4. 固定資産税課税誤りを見つけた場合の手続き

(1) 審査申出・審査請求
  • 固定資産税の納税者は、家屋の固定資産評価額に不服がある場合には、地方自治体の固定資産評価審査委員会に対して不服申し立て(審査申出)をすることができます。また評価額以外の項目で不服がある場合には審査庁に対して不服申し立て(審査請求)をすることができます。
  • ただし、審査申出の場合には、3年に一度の家屋評価替えの年度(直近だと令和3年)において、固定資産税の納税通知書を受け取ったときから3カ月以内に手続きを行わなければなりません。これに対して、審査請求の場合には、毎年度可能ですが、こちらも固定資産税の納税通知書を受け取った時から3カ月以内に手続きを行わなければならない点は同様です。
  • 審査申出や審査請求に対して、地方自治体側が誤りを認めればそれで解決ですが、誤りを認めずに反論(弁明)してくることもあります。これに対しては、反論、再弁明、再反論といった形で議論が続いていき、最終的に審査委員会や審査庁が決定を下します。
(2) 訴訟
  • 審査申出又は審査請求において下された決定に不服がある場合には、その決定の取消しを求める訴訟(行政訴訟)を起こすことができます。
  • 審査申出又は審査請求の手続きを経ていなかった場合であったとしても、国家賠償法に基づく賠償請求訴訟(民事訴訟)を起こすことが可能です。この場合には最大で過去20年間の課税誤りを遡及することができますが、行政訴訟の場合とは異なり、納税者側が地方自治体の過失を立証しなければならないというハードルが存在します。

固定資産税の課税誤りを見つけた場合の手続きについては、法的に整理すると上記のとおりですが、地方自治体によっては、審査申出等の手続期限を過ぎていたとしても、独自に対応してくれるケースがあります。
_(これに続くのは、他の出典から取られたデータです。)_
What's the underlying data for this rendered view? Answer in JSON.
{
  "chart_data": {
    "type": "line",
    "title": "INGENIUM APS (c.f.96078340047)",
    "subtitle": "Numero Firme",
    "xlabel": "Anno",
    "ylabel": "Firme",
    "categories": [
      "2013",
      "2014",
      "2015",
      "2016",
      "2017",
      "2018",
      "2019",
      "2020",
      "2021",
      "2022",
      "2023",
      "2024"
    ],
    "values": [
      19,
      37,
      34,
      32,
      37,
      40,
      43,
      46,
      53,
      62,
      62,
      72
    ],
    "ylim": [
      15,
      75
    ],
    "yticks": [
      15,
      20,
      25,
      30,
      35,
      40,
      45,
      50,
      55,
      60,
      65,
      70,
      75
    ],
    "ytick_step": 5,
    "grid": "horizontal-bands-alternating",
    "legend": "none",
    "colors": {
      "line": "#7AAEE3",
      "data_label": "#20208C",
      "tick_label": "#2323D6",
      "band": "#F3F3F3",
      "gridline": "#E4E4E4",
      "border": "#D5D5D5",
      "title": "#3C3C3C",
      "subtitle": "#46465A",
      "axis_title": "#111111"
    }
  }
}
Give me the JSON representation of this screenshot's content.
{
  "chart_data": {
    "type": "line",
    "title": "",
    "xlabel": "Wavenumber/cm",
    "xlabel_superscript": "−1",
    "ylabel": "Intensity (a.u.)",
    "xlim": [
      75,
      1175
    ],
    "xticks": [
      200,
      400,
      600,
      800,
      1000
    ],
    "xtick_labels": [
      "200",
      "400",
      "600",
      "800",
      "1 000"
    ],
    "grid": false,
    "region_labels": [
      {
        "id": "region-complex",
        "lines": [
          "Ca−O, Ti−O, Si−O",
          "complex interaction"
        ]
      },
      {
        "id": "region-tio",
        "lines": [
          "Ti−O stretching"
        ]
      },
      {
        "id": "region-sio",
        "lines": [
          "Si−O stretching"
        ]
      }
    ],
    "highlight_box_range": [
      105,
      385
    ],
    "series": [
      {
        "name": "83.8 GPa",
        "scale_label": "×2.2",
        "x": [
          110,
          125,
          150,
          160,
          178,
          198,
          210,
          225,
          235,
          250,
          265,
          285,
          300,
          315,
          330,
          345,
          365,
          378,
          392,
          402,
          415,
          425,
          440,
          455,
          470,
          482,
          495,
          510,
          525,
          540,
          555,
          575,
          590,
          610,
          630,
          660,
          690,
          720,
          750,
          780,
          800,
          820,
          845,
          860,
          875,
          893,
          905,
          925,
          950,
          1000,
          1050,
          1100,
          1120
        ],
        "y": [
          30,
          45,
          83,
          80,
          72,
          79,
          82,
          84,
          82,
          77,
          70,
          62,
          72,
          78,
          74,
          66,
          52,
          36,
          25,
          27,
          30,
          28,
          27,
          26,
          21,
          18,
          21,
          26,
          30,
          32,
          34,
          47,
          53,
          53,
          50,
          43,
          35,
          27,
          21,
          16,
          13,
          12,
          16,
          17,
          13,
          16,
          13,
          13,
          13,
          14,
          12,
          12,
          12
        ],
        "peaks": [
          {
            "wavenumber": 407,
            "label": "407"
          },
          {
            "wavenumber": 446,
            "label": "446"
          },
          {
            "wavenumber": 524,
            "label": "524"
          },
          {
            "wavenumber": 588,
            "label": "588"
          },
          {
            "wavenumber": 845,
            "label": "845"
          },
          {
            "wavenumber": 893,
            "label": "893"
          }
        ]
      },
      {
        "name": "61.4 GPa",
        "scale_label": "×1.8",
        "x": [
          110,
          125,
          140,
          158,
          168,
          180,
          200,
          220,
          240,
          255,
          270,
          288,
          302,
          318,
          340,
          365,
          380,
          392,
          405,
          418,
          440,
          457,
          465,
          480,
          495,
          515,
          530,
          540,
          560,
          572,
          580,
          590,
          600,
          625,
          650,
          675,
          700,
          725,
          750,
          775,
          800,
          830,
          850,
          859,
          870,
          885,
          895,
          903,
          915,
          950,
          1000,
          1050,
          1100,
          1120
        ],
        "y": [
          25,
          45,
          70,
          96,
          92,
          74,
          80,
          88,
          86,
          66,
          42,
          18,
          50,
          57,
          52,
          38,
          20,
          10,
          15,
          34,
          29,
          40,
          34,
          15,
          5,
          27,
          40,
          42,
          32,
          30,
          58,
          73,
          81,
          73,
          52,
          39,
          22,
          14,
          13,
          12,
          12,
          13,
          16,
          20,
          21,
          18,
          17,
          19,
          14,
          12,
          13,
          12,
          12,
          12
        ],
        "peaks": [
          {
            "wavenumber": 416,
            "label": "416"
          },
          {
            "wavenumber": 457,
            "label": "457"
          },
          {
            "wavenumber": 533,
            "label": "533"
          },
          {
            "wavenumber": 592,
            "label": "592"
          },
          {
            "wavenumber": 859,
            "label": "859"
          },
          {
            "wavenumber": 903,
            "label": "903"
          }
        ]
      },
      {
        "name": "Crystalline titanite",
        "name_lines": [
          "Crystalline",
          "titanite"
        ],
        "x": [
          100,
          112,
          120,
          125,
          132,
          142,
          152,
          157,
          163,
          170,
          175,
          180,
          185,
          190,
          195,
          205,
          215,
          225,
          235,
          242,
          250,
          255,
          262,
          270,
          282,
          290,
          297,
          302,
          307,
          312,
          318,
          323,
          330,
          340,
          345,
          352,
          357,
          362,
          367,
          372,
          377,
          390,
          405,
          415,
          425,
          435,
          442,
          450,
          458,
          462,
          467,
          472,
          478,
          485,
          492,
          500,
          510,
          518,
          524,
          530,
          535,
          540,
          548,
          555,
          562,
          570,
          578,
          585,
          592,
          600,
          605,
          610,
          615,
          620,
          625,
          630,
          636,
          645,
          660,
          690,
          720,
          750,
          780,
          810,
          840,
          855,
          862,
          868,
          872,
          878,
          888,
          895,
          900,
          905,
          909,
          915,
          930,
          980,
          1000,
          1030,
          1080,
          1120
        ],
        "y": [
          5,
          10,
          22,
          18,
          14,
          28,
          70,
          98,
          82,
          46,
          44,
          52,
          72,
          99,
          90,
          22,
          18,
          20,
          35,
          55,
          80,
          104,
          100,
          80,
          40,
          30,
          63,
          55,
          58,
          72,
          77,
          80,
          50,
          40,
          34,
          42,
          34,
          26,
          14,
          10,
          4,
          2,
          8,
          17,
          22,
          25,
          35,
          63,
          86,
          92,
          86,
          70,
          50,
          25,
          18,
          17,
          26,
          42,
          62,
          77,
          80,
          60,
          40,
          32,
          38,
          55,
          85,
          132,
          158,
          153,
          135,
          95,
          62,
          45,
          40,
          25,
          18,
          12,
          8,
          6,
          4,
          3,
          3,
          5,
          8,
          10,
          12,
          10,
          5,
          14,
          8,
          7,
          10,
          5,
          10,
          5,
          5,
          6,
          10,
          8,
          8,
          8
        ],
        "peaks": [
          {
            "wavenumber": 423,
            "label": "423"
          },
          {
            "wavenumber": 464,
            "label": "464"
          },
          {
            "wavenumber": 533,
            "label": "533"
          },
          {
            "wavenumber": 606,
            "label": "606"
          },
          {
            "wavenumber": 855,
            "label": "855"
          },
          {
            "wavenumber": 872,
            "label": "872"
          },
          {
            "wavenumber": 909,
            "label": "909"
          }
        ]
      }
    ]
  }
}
また課税誤りがあった場合の遡及ついても、地方税法上は5年が遡及の限界であるところ、こちらも地方自治体独自の判断で、国家賠償法に基づく賠償請求と同様に20年遡及してくれたケースもあります。

審査申出等の期限が過ぎていた場合であったとしても、固定資産評価等に疑問がある場合には、新築時の評価根拠資料を取り寄せたうえで、地方自治体に対し、まずは相談ベースで交渉してみることをお勧めします。

※本記事は、掲載日時点で有効な日本国あるいは当該国の税法令等に基づくものです。掲載日以降に法令等が変更される可能性がありますが、これに対応して本記事が更新されるものではない点につきご留意ください。